Despite what the talking heads in the news media may be trying to tell us, the economy is still in the dumps:

On the other hand, isn’t it nice to know that during such hard times, a few folks are still raking in money hand over fist?   Or maybe not so nice …

General Electric, the nation’s largest corporation, had a very good year in 2010.

The company reported worldwide profits of $14.2 billion, and said $5.1
billion of the total came from its operations in the United States.

Its American tax bill? None. In fact, G.E. claimed a tax benefit of $3.2 billion.

That may be hard to fathom for the millions of American business owners
and households now preparing their own returns, but low taxes are
nothing new for G.E. The company has been cutting the percentage of its
American profits paid to the Internal Revenue Service for years, resulting in a far lower rate than at most multinational companies.

Of course this is no accident.  G.E. has spend hundreds of millions during the last few years on massive lobbying efforts, particularly those involving green energy initiatives.  This has resulted in G.E. being first in line for billions of dollars worth of grants, rebates, tax credits, and other government largess more commonly known as “corporate welfare.” 

In his annual Letter To Shareholders from G.E.’s 2008 annual financial statement, which was published shortly after the inauguration of Barack Obama, G.E. CEO Jeff Immelt wrote:

[W]e are going through more than a cycle. The global economy, and
capitalism, will be ‘reset’ in several important ways. The interaction
between government and business will change forever.
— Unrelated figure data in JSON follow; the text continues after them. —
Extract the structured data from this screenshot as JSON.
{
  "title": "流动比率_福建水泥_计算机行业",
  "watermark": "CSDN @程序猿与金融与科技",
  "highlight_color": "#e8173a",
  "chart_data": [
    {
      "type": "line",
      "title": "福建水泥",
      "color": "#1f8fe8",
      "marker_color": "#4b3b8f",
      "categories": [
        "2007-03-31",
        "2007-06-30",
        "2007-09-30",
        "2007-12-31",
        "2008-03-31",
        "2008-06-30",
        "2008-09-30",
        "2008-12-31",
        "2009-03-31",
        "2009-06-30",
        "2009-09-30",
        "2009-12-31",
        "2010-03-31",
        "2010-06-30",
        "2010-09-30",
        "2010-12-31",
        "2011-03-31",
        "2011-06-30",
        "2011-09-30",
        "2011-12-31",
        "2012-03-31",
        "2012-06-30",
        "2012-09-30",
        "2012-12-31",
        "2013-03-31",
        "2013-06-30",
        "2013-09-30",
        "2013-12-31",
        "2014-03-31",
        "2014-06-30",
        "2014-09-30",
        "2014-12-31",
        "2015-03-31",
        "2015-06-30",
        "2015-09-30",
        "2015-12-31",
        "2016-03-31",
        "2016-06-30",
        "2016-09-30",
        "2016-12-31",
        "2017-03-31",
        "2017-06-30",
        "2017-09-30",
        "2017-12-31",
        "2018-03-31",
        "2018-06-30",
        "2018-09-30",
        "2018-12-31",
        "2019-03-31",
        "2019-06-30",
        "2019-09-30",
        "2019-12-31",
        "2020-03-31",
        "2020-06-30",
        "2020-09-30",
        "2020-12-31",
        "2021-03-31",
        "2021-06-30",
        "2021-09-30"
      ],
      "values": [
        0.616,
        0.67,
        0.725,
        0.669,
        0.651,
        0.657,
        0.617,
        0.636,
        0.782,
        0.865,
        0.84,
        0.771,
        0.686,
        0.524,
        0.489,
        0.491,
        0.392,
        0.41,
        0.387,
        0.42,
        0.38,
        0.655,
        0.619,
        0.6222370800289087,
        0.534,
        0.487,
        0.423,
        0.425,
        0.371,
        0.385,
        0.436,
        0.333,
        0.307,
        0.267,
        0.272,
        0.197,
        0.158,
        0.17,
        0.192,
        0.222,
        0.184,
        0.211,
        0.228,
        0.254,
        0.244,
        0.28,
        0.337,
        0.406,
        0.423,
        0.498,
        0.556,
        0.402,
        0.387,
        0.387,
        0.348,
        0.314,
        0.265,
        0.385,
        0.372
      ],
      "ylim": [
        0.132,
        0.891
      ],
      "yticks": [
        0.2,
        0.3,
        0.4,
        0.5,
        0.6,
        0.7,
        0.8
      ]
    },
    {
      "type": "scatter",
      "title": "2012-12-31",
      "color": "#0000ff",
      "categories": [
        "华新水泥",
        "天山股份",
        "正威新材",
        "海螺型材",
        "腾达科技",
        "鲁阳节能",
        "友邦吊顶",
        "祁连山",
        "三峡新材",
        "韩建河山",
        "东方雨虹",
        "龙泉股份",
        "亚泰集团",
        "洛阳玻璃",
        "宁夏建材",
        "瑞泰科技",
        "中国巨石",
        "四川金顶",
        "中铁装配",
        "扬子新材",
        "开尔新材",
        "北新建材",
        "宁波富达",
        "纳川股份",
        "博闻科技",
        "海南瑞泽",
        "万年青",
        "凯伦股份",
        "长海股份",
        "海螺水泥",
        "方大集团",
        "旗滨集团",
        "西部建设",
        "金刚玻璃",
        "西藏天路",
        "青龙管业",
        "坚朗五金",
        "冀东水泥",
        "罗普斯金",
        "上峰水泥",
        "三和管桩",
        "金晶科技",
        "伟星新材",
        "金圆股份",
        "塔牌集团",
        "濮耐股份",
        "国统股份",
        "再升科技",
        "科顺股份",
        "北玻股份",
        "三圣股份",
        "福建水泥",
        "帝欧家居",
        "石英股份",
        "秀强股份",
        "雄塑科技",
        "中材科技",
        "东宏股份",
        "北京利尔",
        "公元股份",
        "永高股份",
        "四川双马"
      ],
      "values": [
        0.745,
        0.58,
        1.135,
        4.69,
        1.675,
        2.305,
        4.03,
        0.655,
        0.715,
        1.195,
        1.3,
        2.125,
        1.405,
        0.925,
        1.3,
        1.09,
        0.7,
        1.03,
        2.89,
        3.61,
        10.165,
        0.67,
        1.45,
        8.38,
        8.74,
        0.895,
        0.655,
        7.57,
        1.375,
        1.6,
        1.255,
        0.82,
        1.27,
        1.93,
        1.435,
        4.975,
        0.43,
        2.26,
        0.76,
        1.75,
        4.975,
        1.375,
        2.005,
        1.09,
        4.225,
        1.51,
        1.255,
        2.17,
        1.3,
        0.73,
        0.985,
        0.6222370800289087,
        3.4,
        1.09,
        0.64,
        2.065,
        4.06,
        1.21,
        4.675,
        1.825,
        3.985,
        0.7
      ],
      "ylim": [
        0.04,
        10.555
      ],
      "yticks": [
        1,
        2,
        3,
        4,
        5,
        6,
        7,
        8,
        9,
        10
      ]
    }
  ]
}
In a reset economy,
the government will be a regulator; and also an industry policy
champion, a financier, and a key partner.

If you believe in entrepreneurship and the free market, that ought to scare the living hell out of you.  Because what this means is that any company wanting to business on a scale beyond the local level will have to deal with a bought-and-paid-for Federal Government  — and its cadre of highly subsidized, too-big-to-fail corporate cronies — as its single biggest competitor.

The next time you hear a liberal bashing Wal-Mart or a health insurance company, ask them why it is fair for G.E. to pay zero corporate income tax while the government is struggling through the worst period for tax revenue collections during the last 50 years.  I’m sure their responses will be very entertaining.

Oh, and one other thought.  A few years back there was another other billion dollar corporation specializing in energy-related business innovations that became a D.C. darling.  It had a rock star CEO and deep financial ties to a friendly Democratic presidential administration.  Each year it was the recipient of hundreds of millions of dollars worth of tax breaks and government-underwritten sweetheart deals.  Its lobbyists pushed for (and got) major changes in federal laws governing energy trading.  And year after year it posted billions in profits, yet payed zero Federal income taxes.

The name of this company?  You may have heard of it — ENRON.